The things that have happen in Simon is one of my tragic event of my life. Right now I am fall of darkness and revenge. I am my room’s balcony which I can see the whole hacienda with a glass wine in my hand as I murmur to my self…”Wait for me Peter, wait until you can taste the agony that you have brought to my life” I just cant stop but to think…”Kill peter…kill Sheldon…Kill Peter…Kill Sheldon” I these very dark plan to take the life of peter the one I love before and the life of friend Sheldon, my best friend Before. Still, when I can recall the night that Pt. Still, when I can recall the night that Peter have courted me I just can’t my self but cry. I make a plan that I will go back to the town of Simon for my evil plan and to do my revenge. I just have to wait for the right time and the right place to do it. I have received news that Sheldon and my love Peter is still together. It gives me more reason to do my plan. First I have to kill Sheldon for she is the only reason for all of these. It seems that I can’t identify myself already, this is not the girl, and this is not the Sophia I have known. But angers cover my eyes and evil is in me.

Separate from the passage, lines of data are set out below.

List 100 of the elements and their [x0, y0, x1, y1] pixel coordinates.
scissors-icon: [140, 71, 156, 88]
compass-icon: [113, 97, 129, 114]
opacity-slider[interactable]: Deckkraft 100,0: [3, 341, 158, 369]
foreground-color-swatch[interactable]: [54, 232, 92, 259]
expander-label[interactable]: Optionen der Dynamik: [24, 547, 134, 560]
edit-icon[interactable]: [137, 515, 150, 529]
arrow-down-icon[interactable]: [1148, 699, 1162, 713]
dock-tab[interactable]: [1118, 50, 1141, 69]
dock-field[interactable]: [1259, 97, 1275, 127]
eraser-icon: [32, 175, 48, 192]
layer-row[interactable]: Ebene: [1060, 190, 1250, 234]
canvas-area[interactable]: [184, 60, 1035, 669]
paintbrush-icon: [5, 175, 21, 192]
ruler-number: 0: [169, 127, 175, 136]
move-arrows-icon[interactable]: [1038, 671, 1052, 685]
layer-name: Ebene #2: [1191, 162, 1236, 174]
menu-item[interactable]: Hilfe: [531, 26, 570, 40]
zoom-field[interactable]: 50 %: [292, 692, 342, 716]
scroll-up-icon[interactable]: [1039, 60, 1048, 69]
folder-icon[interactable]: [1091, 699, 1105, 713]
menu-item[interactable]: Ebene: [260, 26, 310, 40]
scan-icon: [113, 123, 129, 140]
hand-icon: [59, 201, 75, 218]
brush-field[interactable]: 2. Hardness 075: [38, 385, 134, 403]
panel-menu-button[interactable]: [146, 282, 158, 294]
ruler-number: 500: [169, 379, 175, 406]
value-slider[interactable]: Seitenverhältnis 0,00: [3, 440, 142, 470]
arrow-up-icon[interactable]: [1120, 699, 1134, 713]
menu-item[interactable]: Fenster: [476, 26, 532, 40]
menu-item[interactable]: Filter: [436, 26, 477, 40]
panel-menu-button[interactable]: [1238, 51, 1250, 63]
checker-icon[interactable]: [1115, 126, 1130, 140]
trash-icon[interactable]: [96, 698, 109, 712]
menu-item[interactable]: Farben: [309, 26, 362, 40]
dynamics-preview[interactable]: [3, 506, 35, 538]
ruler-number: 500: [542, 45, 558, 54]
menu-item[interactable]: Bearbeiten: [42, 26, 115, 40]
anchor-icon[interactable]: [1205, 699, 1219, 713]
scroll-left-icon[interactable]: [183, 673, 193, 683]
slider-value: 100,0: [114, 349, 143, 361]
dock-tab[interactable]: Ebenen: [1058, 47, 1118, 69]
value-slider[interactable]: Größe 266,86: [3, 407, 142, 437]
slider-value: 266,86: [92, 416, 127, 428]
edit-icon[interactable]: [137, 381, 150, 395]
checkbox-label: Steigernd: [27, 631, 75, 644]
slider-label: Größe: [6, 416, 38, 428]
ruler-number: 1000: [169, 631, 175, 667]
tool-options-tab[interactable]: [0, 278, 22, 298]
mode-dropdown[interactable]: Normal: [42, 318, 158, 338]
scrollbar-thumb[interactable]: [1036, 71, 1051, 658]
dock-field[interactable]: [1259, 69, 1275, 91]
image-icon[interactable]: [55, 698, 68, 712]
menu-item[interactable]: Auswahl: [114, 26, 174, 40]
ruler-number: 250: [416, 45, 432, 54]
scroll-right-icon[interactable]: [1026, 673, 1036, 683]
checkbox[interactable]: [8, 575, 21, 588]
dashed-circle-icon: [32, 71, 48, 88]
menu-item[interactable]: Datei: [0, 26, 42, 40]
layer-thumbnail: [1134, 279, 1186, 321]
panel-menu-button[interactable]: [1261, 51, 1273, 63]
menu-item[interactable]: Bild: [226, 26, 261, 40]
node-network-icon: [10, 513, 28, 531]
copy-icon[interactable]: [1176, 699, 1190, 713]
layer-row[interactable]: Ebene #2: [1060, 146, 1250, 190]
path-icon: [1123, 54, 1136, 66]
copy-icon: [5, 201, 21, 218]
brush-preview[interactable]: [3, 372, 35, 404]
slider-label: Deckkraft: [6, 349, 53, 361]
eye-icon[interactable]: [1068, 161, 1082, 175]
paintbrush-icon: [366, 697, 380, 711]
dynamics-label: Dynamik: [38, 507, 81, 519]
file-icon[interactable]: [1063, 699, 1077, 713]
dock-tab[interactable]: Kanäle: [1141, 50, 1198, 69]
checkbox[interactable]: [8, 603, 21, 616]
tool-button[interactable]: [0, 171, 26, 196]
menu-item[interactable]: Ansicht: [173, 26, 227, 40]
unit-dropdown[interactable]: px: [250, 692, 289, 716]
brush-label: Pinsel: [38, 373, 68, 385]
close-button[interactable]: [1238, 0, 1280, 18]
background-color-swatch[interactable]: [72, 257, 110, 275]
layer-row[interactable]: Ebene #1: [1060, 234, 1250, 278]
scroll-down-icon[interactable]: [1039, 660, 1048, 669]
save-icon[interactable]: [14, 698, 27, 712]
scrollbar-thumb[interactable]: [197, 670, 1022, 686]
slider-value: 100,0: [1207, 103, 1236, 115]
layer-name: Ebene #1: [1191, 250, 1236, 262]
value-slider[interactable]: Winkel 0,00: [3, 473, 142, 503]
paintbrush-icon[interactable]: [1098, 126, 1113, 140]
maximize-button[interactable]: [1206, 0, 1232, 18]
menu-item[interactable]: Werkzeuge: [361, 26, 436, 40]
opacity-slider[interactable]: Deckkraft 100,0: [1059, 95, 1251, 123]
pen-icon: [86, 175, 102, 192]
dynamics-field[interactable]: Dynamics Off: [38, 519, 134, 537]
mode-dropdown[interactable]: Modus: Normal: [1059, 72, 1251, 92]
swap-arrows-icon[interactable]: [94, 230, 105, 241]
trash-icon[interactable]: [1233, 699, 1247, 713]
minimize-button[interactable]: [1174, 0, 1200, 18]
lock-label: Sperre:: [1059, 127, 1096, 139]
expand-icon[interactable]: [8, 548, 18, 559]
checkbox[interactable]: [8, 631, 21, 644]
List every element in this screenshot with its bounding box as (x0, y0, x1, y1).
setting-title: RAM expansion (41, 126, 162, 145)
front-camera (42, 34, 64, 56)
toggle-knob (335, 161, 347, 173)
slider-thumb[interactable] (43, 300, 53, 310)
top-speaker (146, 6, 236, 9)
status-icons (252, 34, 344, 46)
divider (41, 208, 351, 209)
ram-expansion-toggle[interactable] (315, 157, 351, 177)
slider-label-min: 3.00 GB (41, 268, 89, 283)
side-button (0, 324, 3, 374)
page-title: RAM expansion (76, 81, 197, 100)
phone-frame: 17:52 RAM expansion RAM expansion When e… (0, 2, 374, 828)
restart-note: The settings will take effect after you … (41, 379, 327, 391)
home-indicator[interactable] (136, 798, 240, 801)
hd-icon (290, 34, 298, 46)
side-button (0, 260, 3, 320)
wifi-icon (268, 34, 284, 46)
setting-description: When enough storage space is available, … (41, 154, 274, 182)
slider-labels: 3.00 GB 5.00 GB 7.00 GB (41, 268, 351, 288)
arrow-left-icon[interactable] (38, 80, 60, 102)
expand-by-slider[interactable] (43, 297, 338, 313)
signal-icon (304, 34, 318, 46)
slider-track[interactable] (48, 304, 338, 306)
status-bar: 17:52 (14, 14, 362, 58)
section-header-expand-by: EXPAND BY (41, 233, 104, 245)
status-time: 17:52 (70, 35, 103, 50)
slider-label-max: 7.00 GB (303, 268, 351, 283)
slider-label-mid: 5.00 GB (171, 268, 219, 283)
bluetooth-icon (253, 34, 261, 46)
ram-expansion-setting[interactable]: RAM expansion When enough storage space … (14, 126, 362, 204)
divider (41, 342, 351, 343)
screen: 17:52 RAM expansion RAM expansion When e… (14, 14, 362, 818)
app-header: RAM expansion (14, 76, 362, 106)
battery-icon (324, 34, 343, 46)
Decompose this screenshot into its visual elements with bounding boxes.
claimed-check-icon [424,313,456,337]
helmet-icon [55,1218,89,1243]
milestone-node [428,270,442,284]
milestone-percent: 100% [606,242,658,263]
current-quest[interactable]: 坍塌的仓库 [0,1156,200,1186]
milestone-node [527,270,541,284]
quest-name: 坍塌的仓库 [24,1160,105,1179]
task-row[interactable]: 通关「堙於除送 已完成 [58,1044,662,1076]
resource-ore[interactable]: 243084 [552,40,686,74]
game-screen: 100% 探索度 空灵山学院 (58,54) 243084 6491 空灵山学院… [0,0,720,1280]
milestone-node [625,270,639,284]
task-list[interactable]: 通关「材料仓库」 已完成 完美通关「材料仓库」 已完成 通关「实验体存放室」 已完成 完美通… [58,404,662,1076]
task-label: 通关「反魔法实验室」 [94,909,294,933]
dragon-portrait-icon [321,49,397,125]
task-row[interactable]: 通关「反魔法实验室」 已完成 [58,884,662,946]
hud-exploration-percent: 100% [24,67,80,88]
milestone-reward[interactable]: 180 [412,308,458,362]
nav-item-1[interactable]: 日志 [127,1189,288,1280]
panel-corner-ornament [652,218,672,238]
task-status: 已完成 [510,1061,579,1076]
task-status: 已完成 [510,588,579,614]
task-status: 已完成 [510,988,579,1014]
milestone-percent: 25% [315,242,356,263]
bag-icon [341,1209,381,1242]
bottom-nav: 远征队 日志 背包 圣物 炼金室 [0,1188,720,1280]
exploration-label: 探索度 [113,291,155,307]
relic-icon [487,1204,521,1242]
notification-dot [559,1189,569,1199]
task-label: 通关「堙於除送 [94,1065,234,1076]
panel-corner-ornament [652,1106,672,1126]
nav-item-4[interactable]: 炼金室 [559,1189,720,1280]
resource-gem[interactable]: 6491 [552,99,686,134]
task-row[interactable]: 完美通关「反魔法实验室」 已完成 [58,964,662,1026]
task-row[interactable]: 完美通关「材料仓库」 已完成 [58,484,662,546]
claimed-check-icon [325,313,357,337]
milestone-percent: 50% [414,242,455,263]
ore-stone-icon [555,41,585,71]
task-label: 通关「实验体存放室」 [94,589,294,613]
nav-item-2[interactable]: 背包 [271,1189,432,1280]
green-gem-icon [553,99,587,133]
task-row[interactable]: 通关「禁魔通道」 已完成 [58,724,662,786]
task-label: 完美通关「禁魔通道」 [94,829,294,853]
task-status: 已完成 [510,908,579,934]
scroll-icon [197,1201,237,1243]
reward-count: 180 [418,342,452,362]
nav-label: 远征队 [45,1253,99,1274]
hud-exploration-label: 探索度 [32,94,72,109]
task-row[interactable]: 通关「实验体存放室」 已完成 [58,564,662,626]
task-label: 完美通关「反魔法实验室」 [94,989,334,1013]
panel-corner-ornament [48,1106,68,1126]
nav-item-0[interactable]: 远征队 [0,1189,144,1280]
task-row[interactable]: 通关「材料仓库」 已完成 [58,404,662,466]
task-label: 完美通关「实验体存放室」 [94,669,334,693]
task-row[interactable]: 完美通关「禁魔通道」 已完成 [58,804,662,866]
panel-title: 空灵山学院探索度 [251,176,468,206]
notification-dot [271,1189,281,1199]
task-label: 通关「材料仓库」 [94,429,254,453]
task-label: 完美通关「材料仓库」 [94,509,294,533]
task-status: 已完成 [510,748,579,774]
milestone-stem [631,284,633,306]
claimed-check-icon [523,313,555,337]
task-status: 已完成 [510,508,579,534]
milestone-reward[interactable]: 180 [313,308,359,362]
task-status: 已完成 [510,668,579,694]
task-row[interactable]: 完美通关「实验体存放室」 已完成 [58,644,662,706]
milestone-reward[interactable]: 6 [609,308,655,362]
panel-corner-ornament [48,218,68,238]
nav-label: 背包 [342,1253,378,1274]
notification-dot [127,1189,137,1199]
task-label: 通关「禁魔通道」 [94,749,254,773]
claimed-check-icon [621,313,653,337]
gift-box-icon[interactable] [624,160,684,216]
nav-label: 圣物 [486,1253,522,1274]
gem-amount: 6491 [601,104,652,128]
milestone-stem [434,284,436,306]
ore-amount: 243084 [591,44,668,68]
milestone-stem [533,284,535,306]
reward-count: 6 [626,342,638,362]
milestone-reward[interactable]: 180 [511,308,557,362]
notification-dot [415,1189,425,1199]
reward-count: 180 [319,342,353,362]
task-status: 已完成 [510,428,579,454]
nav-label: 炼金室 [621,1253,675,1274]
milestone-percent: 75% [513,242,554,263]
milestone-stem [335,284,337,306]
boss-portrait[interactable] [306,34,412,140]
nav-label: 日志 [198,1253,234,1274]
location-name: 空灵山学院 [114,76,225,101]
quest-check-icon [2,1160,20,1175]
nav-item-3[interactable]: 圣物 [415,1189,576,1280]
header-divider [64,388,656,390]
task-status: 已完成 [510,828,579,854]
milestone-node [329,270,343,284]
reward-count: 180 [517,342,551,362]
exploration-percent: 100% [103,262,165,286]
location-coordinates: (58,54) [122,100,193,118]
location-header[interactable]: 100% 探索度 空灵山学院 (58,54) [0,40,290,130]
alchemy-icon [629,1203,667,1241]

When I arrive in the town of Simon, no body can recognize me for I have changed my image. I directly go to place where every thing has started. I have my gun inside my bag and I am holding it tightly. I am standing over the hills I can see the river from here and the house of which where they shared flesh. I can see them…”Yes it was Sheldon!!!”…I tightly and slowly go to the house and even say hi to them…”how are you?” my freaky question, then Sheldon turns her head and trying to embraced me but I surprised her my gun and I directly point it to her, I cried out as she was Sheldon is crying too, that time peter it staring at us, trying to stop me but I have my gun in my hand. As I was crying I told them both…”you peter I have given my heart to you, but what you have done, you broke your promise, you have told me that it was only me that bring back the light to your life, and here I am again bringing darkness not light…you Sheldon, you’re a slot you have taken the man I love so much, I have trusted you everything but you are a traitor you cheated me, both of you cheated me, you deserved to die”… my hand were trembling since I am still hesitant to do the crime. “Sophia I am so sorry, yes I am traitor a slot, call me whatever you want, I know I made a mistake please accept my sorry and peter have something to tell you” those might Sheldon’s last words as I am determined to shoot her, as I clutch the gun it was peter who cover up Sheldon and it was my dear peter who received the bullet of my revenge my eyes grow more then bigger….”NO!!!!!!” I shouted very loudly. I was shocked and I can’t move. As peter whispers I hurriedly try to catch up here last words…”Sophia, I have been so sorry since from the start” his voice is so dull and soft, blood is coming from his mouth but he still keep on talking…”I am not peter I am Ryan your friend before, I love you I love you” then he die with his open eyes and I slowly close them with my trembling hands…”No!! No!! Ryan wake up don’t leave me I am so sorry, why you haven’t told me why, why”…I turns up my head to Sheldon and she embraces me, I cried out loud in her shoulder, then she whispers me “Sorry friends Sorry” as she hands me up the bottle necklace which I have given to Ryan when we were still kids. My life is been so sorrowful and sad. I have lost the man which might give me the best love that I can’t find as long as I live.
Life has started all over again. That time Sheldon is pregnant with Ryan. Life may as sorrowful as darkest night and as may love one has to leave us, but new light will give us the strength to move on.
And all of those memories will be left here in the river beside the hill of the town SIMON.